Ars Technica just posted this detailed report which basically rewrites the indictment as a narrative. It has all the nuts and bolts of the information detailed in the indictment, which is specific at a level of detail that is obviously based on thorough knowledge of Russian activities.

I’m only going to give you one example, but it’s my favorite example.

At one time there was a question about whether Guccifer 2.0, the source of hacked information provided to Wikileaks, was controlled by the Russians or was an independent hacker. These are paragraphs 41 and 42 of the indictment, comparing the exact searches done by Russians who are identified by name – searches done at a specific time (“between 4:19pm and 4:56pm”), in a specific place, on a specific server. The searches were followed by Guccifer’s first post, two hours later at 7:02pm.
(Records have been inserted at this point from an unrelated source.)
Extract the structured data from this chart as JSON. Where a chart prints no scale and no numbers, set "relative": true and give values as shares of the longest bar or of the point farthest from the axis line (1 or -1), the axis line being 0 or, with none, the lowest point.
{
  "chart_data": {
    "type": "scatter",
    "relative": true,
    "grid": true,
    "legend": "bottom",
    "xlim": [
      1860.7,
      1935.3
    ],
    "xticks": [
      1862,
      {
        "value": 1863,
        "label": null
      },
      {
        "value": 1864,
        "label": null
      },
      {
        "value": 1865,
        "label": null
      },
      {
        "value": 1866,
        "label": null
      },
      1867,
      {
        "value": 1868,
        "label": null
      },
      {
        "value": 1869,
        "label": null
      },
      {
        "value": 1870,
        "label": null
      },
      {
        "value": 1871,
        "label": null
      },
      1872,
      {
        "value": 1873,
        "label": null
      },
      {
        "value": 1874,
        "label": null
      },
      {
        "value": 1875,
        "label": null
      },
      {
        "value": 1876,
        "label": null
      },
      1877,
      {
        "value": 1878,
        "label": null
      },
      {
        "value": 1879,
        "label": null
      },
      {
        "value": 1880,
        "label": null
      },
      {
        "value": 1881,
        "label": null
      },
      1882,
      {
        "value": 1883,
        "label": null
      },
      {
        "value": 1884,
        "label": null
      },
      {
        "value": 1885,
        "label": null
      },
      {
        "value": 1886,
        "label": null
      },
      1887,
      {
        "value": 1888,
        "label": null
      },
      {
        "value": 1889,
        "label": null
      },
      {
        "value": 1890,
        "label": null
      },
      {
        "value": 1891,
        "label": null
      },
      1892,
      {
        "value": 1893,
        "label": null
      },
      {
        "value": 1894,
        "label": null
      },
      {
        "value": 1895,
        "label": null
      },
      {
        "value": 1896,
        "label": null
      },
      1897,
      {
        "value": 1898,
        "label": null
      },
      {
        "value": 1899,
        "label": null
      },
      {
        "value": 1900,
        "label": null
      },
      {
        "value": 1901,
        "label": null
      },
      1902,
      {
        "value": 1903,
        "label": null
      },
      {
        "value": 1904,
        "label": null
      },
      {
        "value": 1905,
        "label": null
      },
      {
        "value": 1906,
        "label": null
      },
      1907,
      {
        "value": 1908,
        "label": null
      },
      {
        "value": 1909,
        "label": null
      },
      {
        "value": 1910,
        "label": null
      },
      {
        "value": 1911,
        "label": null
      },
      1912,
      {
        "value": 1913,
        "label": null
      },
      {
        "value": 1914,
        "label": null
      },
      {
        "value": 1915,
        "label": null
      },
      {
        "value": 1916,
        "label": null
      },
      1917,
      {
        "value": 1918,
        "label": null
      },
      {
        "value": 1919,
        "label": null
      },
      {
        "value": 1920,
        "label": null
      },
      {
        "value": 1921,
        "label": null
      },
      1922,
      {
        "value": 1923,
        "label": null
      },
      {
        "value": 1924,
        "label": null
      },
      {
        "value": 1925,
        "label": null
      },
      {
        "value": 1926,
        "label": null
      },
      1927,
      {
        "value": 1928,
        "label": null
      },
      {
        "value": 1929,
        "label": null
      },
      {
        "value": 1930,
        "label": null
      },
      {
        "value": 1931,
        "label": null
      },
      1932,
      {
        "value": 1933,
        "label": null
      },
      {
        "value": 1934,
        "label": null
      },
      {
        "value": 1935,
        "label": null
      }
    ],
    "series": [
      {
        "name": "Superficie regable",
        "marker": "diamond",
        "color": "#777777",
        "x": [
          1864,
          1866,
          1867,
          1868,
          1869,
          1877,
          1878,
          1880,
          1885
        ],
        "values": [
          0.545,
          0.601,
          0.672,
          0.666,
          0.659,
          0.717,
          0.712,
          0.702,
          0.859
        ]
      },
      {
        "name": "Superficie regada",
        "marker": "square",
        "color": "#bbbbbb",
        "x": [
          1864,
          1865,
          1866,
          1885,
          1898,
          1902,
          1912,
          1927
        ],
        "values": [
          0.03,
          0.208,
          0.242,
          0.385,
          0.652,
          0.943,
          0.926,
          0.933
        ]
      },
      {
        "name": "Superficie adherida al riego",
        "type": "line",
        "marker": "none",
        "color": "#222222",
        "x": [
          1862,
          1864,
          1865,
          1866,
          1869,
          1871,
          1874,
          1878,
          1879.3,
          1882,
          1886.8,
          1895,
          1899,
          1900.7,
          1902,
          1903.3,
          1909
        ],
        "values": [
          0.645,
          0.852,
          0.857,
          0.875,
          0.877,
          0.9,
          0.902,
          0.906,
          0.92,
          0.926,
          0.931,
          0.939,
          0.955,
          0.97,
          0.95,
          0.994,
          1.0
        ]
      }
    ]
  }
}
Russia cyberattack - indictment paragraph 41

Russia cyberattack - indictment paragraph 42

Obviously Guccifer was a creation of the Russians. The precision of the times, the identification of the responsible individuals, the specificity of the knowledge of the searches – those are not accidents. They are messages to Russia’s intelligence services about how deeply they have been compromised. We are deeply nested in their systems – just as they are likely deeply nested in ours.

Russian activity falls on a spectrum. Hacking overlaps with manipulation – “meddling” and “interfering” – and the spectrum extends all the way to physical attacks on infrastructure, which may lie ahead. But if you bear in mind the variety of Russian activities, it may help you better understand the charges that have already been brought against Russians and Americans, and perhaps even give you some perspective on Trump’s defensive tweets and the indictments and trials and reports still to come.